The product engineer's role in the product team
Contents
Product engineers fundamentally reshape the way product teams work.
In a traditional product team, engineers often take direction from product managers, who gather requirements from stakeholders (i.e. sales teams, founders, customers), prioritize work, and create rigid plans for delivery.
This isn't a great system for giving engineers autonomy – it's literally designed to hem them in. Often product managers exist to control engineers, or shield them from organizational dysfunction. Not because they want to, but because execs think it's necessary.
These systems are motivated by the desire for control, accountability (i.e. "who's to blame for this problem?"), and a lack of trust. They condition engineers to only care about their small area of influence and to disregard the wider impact of their work on customers or the business.
The result is a maze of half-baked features, and it’s just plain slow. PMs become the bottleneck and gatekeeper for decisions, and engineers feel frustrated.
To realize the potential of product engineer as a role, there are two principles your product team needs to follow:
1. Engineers own product decisions
This is the most important principle. At PostHog, PMs don't own the roadmap, make product decisions, or shield engineers from users or the wider business goals.
Instead, product engineers manage product teams. They have complete autonomy. They talk to users, decide how to prioritize the roadmap, and are ultimately responsible for the impact of their decisions on the business – i.e. revenue, user satisfaction, and retention.
Why is this important? Because the most important thing we've built at PostHog came from an engineer deciding what to build.
Back when PostHog only offered product analytics, an engineer named Karl noticed that many customers were asking for session replays. James, one of our co-founders, feared building this feature would take too long and distract us from our core goal at the time.
Karl built it anyway. It ended up being wildly popular with customers, and changed our entire company strategy. It's why PostHog is now a platform of more than a dozen products instead of a limited, single point solution – the kind normally encouraged by investors.
The reason Karl was right – and why engineers should own product decisions – is they have the deepest understanding of what can be built. They understand the technical constraints, see patterns across features, and know exactly how to solve a problem.
This is a core reason we believe in product engineers as a concept, but it only works if you give them the autonomy and authority to actually make decisions. If you don't do this, good ideas and the motivation to act on them slowly dies under the weight of systems designed to hem them in.
2. Product managers are the team's compass
While product engineers own the product and the roadmap, product managers act as a product team's compass. They feed their product engineers with useful context that help them make better decisions.
One way they do this at PostHog is by owning growth reviews. Growth reviews exist to evaluate the impact of each team’s work and we do every month. PMs collect all the vital data on the product, such as:
- Revenue metrics: e.g., MRR, month-on-month growth, revenue churn rate, total paying customers count.
- Product analytics: e.g., active users, user growth rate, organization growth rate, user retention rate.
- User feedback: e.g., NPS score, customer interviews, support tickets, any other requests.
They then compile it, put it together in an easy-to-understand format, and conduct a deep dive highlighting interesting findings we should discuss further.
The PM, engineers, and exec team then meet to discuss questions like:
- Are our 10 biggest customers happy users of the product?
- Do ICP and non-ICP customers use the product differently?
- Why was churn high last month? Can we identify any reasons?
- Can we find leading indicators that predict long-term product usage?
- Where in the onboarding funnel do new users struggle?
This paints a full picture of how the team and product are doing.
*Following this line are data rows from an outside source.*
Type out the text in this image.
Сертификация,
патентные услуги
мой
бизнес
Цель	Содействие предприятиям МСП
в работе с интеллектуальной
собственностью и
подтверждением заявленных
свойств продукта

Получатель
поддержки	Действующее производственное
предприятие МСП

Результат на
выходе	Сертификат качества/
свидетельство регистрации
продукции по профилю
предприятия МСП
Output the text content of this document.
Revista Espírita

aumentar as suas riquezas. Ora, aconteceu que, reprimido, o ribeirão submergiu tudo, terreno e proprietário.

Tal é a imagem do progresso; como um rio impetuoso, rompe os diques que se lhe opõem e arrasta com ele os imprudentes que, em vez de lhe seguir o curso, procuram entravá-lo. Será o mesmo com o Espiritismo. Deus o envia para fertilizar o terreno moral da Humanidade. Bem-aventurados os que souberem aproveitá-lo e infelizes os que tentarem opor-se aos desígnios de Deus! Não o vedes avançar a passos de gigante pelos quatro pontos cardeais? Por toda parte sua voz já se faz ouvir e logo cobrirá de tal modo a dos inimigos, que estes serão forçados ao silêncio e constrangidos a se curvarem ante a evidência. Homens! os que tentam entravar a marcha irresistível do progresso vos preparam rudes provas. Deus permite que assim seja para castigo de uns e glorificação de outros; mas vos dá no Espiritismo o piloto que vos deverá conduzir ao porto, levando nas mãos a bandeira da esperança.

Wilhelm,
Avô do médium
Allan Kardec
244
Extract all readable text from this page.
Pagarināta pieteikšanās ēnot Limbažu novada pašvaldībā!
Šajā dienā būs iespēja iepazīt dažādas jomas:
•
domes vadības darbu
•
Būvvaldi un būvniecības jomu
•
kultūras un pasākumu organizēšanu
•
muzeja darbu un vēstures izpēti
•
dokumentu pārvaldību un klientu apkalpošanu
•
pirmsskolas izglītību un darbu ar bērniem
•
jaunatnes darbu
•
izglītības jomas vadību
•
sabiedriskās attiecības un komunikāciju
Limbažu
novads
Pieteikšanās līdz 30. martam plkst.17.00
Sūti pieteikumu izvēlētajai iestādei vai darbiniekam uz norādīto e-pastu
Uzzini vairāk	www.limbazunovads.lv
It’s then up to the product team lead (an engineer) to decide if the team should continue on their course, or if something needs to change.
They can choose to reprioritize their projects, change their goals, or come up with new projects entirely. It’s the job of the senior leader and product manager to challenge assumptions, ask hard questions, but decisions are driven by the engineers building the product.
This creates a healthy tension. Engineers maintain their autonomy in decision-making, but there's a clear feedback loop to ensure those decisions are delivering real value. Without this accountability, autonomy can become directionless.
Product managers are ultimately responsible for ensuring product engineers have the best context possible to make product decisions, but it's the engineers (not the product managers) who are responsible and accountable for acting upon it.